Peter Bone, the MP for Wellingborough, told Trevor Phillips On Sunday on Sky News: “Boris has led this country exceptionally well … But what comes next? And that’s what I think Lord Frost is talking about.

“I think part of that rebellion of 100 Conservative MPs was partly due to the fact that we want to see the prime minister move to a more conservative agenda in future.”

Lord Frost said he was concerned by the Government’s ‘direction of travel’ (Peter Byrne/PA) (PA Wire)

Mr Bone also said he agreed with Lord Frost’s concerns over the prospect of “coercive measures” to control coronavirus.

The MP said: “I’ve cancelled all in-person meetings, and the get-together with staff, I cancelled. I won’t be going to crowded places, but leave that up to the individual to make that decision, don’t have the state telling me what I have to do every day, and so in that regard, yes, I’m with Lord Frost on that.”

The health secretary, Sajid Javid, defended the PM as he told Trevor Phillips: “I think Boris Johnson is the best person to take us through the challenges the country faces.”

He said he also understood the reasons Lord Frost had resigned and called him a “principled” man.

Lord Frost’s resignation piles more pressure on the PM, who has already suffered potentially his worst week politically since becoming prime minister with the rebellion, the loss of a former Tory safe seat in the North Shropshire by-election and continued allegations over parties in Whitehall during lockdown restrictions.

Mr Ellwood suggested it was now an opportunity to “press the reset button with the EU”.

Peter Bone said he agrees with Lord Frost on Covid measures (Kirsty O’Connor/PA) (PA Archive)

Former minister Mr Ellwood said: “We’re still not out of the woods with the Northern Ireland Protocol and we have some rather larger decisions and challenges, which actually unite both the EU, Europe and Britain.”

He said: “As much as I think this is going to be seen as a hit for the government, he was a critical character that’s been with Boris Johnson from the very start when it comes to Brexit, this is a chance for us actually to sort of move forward on our relationship with the EU.”

Stormont’s deputy Ffirst minister, Michelle O’Neill, said that whoever replaces Lord Frost as Brexit minister will “need to find solutions” to make the protocol work.

Ms O’Neill told the BBC Sunday Politics programme: “This is the same David Frost who negotiated Brexit and he has worked to undermine it every day since.

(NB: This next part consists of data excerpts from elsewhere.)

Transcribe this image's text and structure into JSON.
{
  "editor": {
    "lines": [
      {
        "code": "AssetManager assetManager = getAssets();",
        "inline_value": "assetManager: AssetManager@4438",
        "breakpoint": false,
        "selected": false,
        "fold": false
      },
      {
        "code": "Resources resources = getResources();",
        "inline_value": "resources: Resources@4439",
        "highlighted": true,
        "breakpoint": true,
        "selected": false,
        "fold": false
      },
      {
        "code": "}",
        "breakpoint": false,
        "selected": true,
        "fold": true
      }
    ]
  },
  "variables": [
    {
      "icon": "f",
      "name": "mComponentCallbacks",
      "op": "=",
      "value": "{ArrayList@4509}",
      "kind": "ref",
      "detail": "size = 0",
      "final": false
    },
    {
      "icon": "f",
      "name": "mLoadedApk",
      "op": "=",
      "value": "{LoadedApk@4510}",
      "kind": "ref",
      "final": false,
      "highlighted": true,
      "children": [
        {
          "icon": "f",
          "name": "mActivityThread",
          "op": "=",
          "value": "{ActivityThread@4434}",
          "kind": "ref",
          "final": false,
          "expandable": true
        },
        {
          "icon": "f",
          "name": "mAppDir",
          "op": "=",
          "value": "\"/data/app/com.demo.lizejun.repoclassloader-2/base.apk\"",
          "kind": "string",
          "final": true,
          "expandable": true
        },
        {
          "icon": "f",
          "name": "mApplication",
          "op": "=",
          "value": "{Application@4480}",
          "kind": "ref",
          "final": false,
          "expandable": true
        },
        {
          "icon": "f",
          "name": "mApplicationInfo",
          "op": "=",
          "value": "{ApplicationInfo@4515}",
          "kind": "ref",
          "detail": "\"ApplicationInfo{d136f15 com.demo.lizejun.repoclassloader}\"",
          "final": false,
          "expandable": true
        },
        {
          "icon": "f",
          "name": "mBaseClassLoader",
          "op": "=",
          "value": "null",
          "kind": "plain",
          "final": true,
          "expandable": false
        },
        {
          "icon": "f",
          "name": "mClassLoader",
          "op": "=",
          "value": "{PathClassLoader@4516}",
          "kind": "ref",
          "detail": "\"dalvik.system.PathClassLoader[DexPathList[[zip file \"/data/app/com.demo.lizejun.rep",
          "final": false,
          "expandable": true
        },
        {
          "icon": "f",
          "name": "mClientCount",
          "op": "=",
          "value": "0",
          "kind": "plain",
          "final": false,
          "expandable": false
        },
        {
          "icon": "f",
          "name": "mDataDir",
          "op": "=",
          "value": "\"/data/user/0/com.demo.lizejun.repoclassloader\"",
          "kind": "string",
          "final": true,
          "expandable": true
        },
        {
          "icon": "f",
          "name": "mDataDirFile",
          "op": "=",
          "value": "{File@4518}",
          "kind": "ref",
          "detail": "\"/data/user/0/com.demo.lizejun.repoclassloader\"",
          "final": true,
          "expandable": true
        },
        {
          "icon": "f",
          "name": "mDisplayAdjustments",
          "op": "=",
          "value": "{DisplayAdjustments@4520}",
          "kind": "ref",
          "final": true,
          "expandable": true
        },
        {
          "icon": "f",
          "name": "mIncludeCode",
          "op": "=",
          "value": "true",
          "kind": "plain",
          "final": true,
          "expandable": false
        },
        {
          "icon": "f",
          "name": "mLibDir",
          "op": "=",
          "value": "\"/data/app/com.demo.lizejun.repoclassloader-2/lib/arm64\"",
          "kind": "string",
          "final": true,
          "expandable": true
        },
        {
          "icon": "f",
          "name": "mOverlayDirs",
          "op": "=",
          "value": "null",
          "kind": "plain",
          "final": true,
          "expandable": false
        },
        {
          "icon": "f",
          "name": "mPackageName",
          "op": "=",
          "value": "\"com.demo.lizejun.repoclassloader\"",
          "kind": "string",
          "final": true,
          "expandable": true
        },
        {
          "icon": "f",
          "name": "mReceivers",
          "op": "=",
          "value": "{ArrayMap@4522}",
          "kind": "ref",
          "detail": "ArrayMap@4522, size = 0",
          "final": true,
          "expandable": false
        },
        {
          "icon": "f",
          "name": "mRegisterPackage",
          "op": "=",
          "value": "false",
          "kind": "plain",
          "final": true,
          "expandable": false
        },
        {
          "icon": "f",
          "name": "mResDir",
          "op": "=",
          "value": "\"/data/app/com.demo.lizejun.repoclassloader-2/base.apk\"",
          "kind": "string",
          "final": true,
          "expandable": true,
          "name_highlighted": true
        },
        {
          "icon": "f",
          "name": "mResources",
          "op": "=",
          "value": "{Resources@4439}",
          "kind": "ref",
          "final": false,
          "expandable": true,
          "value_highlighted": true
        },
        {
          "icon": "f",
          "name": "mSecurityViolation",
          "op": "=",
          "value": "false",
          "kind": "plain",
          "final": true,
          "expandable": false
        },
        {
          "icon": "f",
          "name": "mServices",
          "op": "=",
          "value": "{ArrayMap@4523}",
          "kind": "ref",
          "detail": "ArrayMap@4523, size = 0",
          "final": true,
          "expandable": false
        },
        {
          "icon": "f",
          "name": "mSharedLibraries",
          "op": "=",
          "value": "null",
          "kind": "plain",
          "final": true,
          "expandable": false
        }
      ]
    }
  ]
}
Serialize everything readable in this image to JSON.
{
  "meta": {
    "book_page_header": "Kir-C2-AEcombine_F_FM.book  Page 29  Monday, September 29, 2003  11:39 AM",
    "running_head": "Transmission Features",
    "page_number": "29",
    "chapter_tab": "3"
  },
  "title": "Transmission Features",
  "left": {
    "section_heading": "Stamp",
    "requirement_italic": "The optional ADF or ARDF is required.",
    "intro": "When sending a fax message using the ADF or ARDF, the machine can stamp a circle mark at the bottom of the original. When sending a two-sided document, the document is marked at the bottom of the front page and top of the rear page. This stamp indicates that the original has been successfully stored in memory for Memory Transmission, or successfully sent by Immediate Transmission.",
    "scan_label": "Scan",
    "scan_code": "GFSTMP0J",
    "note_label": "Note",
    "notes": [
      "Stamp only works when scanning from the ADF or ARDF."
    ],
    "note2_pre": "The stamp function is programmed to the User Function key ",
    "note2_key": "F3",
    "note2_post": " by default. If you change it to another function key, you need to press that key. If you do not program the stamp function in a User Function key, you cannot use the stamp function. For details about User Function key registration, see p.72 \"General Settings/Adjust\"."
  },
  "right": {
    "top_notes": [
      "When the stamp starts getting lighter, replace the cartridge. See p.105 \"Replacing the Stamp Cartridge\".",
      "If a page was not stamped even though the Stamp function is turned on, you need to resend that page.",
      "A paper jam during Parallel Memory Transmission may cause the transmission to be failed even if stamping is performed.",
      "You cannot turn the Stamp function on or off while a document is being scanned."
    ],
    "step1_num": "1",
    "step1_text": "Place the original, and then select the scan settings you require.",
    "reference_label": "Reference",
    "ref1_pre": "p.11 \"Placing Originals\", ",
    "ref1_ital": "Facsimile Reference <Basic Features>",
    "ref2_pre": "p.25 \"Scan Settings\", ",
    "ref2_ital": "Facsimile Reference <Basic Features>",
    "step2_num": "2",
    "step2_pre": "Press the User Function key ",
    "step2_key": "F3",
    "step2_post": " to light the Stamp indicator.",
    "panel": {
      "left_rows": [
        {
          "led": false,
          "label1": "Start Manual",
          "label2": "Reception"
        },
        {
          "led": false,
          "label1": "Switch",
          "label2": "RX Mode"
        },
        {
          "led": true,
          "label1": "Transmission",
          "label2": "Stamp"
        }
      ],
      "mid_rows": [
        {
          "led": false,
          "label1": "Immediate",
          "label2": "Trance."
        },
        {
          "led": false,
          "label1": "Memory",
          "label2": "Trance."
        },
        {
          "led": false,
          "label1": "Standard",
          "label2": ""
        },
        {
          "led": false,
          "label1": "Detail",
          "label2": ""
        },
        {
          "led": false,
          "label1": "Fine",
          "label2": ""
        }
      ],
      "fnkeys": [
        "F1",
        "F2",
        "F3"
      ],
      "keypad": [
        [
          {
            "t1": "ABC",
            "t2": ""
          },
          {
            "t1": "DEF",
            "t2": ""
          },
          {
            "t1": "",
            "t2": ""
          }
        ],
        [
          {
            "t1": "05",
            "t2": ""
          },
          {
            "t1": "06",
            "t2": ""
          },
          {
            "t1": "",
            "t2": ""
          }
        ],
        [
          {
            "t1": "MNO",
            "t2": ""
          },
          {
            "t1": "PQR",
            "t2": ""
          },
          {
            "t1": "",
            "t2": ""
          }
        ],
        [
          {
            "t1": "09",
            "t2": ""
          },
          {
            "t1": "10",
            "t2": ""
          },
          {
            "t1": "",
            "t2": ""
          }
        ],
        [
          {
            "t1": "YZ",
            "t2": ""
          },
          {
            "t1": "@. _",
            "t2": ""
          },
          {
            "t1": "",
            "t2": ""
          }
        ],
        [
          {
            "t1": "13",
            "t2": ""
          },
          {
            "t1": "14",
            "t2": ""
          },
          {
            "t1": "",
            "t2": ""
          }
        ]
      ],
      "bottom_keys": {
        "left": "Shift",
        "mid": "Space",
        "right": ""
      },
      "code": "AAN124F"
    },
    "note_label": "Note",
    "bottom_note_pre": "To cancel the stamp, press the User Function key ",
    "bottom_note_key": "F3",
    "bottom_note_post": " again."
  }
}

“I am less concerned about what is going on in the Tory party and the dismay and the disruption.

“What I am more concerned about is that the protocol is made to work, that pragmatic solutions are found, that certainty and stability is achieved for all of our business community here who have been left high and dry in terms of uncertainty because of the Brexit mess.

“David Frost will be replaced by another minister and, whoever that minister is, they need to find solutions, work with the EU, make the protocol work and provide that certainty and stability that is desperately required.”